The deal signals a consolidation trend in the Indian ICT distribution sector. For RPTECH, this could lead to a valuation re-rating as the market begins to price it as an integrated IT solutions provider rather than a volume-driven distributor. Capital allocation toward high-growth subsidiaries (VDA) is likely to drive higher ROE in the long term.

Trading Signals

Market Bias: Bullish

Acquisition is earnings-accretive with VDA adding ~₹1,000 Crore to the top line. Stock recently hit an all-time high of ₹785, showing strong momentum and institutional backing.

Overweight: IT Hardware, Enterprise Solutions, Cloud Services

Underweight: Retail Electronics (Margin pressure)

Trigger Factors:

  • Consolidation of VDA financials in Q1FY27
  • Quarterly EBITDA margin expansion above 3%
  • New large-scale enterprise contracts via VDA integration

Time Horizon: Medium-term (3-12 months)

Industry Context

The Indian ICT market is shifting toward AI-enabled PCs and enterprise cloud migrations. Distributors like RPTECH are increasingly acquiring integrators to provide 'solution-as-a-service' models, capturing higher wallet share from enterprise clients.

Key Risks to Watch

  • Integration Risk: Challenges in merging the cultures of a large distributor and a nimble service integrator.
  • Working Capital Intensity: System integration projects often involve longer credit cycles than distribution.
  • Cash Outflow: The ₹368.50 Crore cash outlay may limit immediate liquidity for other opportunistic investments.

Recent Developments

On June 20, 2026, RPTECH informed exchanges of a board meeting to evaluate M&A opportunities.
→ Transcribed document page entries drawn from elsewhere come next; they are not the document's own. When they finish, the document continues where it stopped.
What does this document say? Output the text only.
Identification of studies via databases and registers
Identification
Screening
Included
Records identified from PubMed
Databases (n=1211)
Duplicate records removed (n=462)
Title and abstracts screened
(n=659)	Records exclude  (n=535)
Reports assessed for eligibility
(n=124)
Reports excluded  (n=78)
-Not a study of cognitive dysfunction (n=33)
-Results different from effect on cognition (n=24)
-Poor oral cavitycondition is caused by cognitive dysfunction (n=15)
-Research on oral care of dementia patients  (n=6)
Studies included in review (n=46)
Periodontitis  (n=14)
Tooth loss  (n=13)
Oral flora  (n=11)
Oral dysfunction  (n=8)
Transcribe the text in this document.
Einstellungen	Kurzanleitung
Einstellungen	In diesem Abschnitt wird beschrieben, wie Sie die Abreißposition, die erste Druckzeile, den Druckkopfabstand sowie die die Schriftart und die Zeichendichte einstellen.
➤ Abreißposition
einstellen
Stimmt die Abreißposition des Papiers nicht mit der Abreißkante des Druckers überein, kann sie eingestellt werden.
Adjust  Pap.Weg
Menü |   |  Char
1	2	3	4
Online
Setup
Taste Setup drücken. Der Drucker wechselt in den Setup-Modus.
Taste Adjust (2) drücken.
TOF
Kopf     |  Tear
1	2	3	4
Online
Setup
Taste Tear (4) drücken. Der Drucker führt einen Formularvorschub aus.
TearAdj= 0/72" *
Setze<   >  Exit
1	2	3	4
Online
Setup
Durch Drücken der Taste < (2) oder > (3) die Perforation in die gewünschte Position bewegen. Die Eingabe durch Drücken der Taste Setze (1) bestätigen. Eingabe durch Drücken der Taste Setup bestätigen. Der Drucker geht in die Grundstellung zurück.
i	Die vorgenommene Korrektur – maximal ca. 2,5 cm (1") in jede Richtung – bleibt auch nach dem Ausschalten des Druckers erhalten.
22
Previously, in May 2026, the company reported a stellar FY26 revenue of ₹15,827.3 Crore with a 34.6% growth in net profit. Institutional investor Volrado Venture Partners recently reduced its stake to 3.22%, which was absorbed by the market through massive bulk deals.

Closing Insight

RPTECH is no longer just a middleman; with VDA, it becomes a service powerhouse. Investors should watch for margin improvements as the integration unfolds.

FAQs

How will the VDA acquisition affect RPTECH’s financial health?

The deal is an all-cash transaction worth ₹368.50 Crores. Given RPTECH’s FY26 net profit of ₹282.3 Crore and positive operating cash flows, the company is well-positioned to fund this without excessive debt, though short-term liquidity will be prioritized for integration.

What is the strategic rationale behind buying a 67% stake specifically?

Acquiring 67% provides RPTECH with full management control and majority voting rights while keeping the original promoters of VDA invested. This ensures continuity in system integration expertise while allowing RPTECH to consolidate the entity's ₹1,000 Crore+ revenue into its books.

Does this acquisition impact retail IT prices or availability?

Directly, no. This is an enterprise-focused deal aimed at system integration and B2B solutions. However, RPTECH's improved scale could lead to better procurement terms from global OEMs like Dell, potentially stabilizing the supply chain for high-end components.